We've got a file on you


o departamento de qualidade está a observar-te, fumas demasiado para os nossos padrões, mijas de mais para os nossos padrões, sabem-se coisas, andas ultimamente com um olhar pensativo, faltas aos jantares de natal, chegas atrasado depois do break, não te ris das piadas do supervisor, olhas de vez em quando para as pernas da colega, abusas claramente do teu sentido de humor, envias mails muito pouco consentâneos com a cultura da empresa, a tendência é ainda subtil mas percebe-se que o gráfico da produtividade está ligeiramente em recta descendente, colas macacos no monitor, colas demasiados macacos para os nossos padrões

domingo, 20 de dezembro de 2009

Music is our radar


Podem-nos arrancar os olhos, a boca, o nariz, as mãos, e, ainda assim, encontraremos sempre o que procuramos.
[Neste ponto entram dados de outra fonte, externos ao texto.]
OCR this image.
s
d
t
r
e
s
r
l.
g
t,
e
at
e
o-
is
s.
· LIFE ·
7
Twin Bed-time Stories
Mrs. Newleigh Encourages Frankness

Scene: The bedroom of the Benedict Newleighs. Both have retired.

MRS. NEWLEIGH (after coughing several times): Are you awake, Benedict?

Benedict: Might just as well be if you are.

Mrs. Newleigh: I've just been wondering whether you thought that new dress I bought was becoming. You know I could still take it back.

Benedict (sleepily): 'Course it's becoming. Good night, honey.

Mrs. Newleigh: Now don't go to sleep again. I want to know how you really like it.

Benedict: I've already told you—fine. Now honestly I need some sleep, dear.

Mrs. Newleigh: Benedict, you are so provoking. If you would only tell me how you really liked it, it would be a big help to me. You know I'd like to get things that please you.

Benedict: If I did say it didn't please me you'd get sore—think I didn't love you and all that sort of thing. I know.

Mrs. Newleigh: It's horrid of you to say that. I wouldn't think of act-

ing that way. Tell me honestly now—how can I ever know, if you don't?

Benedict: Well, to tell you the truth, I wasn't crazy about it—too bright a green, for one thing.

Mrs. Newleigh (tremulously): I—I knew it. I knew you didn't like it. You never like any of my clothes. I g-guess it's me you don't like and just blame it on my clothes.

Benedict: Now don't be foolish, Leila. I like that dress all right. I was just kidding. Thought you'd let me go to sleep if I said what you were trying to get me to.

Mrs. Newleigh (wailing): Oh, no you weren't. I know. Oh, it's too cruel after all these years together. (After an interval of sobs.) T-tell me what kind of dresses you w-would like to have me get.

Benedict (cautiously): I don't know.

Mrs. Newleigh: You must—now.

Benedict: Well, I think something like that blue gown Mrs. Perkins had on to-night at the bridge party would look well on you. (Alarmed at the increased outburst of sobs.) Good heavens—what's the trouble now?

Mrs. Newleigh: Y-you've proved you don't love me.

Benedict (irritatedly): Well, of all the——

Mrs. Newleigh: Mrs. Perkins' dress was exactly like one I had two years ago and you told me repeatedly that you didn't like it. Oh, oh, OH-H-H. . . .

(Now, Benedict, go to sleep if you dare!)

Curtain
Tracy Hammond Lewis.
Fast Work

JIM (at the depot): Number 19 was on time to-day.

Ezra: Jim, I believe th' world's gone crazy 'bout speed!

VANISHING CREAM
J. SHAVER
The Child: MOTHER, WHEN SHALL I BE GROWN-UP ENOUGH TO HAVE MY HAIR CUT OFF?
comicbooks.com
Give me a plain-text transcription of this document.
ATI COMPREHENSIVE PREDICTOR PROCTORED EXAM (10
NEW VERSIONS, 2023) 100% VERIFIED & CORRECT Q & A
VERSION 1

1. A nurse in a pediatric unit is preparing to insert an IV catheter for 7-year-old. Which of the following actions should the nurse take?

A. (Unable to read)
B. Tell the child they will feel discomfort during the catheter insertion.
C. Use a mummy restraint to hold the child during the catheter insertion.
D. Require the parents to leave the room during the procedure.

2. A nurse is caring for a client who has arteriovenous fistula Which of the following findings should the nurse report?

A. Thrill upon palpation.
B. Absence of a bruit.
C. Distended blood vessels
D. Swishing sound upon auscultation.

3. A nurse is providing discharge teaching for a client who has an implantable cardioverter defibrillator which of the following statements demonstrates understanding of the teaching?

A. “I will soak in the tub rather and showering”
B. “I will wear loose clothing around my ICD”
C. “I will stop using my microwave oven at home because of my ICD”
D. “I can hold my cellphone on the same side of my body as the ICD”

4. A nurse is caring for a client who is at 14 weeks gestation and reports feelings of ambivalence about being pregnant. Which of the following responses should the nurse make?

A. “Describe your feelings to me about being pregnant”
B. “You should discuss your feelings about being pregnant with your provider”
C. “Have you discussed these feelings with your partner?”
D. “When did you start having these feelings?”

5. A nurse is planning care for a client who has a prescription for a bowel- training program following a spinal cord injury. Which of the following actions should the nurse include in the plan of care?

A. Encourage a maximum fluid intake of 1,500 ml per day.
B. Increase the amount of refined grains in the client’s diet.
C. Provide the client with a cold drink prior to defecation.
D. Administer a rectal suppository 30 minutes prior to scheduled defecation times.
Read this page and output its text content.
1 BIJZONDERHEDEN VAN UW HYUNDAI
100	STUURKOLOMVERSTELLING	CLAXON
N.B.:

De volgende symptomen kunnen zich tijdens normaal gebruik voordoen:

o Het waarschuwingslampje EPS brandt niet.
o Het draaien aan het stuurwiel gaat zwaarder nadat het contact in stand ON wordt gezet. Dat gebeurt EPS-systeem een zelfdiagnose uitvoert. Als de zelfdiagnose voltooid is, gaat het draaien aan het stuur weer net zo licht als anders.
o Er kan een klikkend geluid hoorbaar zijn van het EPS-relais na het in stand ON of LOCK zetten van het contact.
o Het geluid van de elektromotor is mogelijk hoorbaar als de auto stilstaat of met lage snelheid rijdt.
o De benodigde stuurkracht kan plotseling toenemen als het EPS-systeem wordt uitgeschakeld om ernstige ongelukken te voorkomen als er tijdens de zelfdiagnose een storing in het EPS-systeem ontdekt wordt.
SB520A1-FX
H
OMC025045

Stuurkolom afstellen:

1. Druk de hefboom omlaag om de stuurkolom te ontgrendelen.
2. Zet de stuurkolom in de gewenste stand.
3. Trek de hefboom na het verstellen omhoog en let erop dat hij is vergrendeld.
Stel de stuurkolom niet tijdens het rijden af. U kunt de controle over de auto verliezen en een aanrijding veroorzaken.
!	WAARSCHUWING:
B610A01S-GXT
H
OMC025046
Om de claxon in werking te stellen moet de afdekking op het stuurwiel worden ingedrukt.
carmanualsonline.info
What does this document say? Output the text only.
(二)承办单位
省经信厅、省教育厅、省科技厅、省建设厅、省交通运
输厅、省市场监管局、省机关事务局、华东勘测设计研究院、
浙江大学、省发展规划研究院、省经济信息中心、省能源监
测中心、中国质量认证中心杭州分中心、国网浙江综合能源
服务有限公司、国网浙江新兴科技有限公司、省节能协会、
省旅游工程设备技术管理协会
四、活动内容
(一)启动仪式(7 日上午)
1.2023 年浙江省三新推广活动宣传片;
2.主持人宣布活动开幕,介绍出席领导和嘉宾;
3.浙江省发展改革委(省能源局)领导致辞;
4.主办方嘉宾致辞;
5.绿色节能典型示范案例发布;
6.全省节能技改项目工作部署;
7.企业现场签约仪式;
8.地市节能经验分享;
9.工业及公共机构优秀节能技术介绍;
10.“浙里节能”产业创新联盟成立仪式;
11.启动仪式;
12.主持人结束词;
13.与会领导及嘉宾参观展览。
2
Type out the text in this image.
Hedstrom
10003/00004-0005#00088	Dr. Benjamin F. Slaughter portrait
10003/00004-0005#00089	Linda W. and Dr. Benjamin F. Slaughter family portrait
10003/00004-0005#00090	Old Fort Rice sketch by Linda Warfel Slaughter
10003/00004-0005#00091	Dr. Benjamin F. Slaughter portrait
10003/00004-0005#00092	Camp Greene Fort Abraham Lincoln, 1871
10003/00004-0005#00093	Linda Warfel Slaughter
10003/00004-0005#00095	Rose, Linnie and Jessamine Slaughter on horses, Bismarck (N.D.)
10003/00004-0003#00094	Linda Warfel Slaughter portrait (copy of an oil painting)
sábado, 19 de dezembro de 2009

O nosso semanário de referência não cede nem um milímetro ao fenómeno de "tabloidização" da imprensa



Notícia publicada no Expresso em 12-12-2009: "O Lado feio de Tiger Woods: Onze mulheres, entre empregadas de bar e actrizes porno, terão tido um caso com o golfista"

sexta-feira, 18 de dezembro de 2009

A melhor forma de homenagear o "príncipe do mau gosto" é o mau gosto deste memorial: "Always look on the bright side of life"

"Ele era o príncipe do mau gosto. Ele adorava chocar. De facto, mais do que ninguém que eu conheça, o Gray encorporava e simbolizava tudo o que era mais ofensivo e juvenil nos Monty Python. E o seu prazer em chocar pessoas levava-o a feitos cada vez maiores."

Os verdadeiros aristocratas



Há quem diga que existem três formas de aristocracia: a do sangue, a do dinheiro, a da inteligência. Desprezo as três pelo menosprezo pedante que demonstram para com o resto da humanidade. Contudo, tenho uma sincera admiração pela aristocracia do falhanço. Por mais esforços que os comuns dos mortais façam para os salvar, esta casta demonstra ostensivamente a sua superioridade através da recusa sistemática de qualquer ajuda (por mais sedutora que seja), entregando-se inteiramente à vertigem e volúpia da auto-destruição. Julgo ser a mais elevada e inacessível forma de aristocracia pelo questionamento absoluto que exercem em relação às convenções dominantes do que é uma vida normal e bem sucedida. Pelo glamour da sua decadência, pela nobreza do seu fatalismo e pela poesia do seu abandono, os falhados demonstram inequivocamente ser os únicos e verdadeiros aristocratas do nosso tempo.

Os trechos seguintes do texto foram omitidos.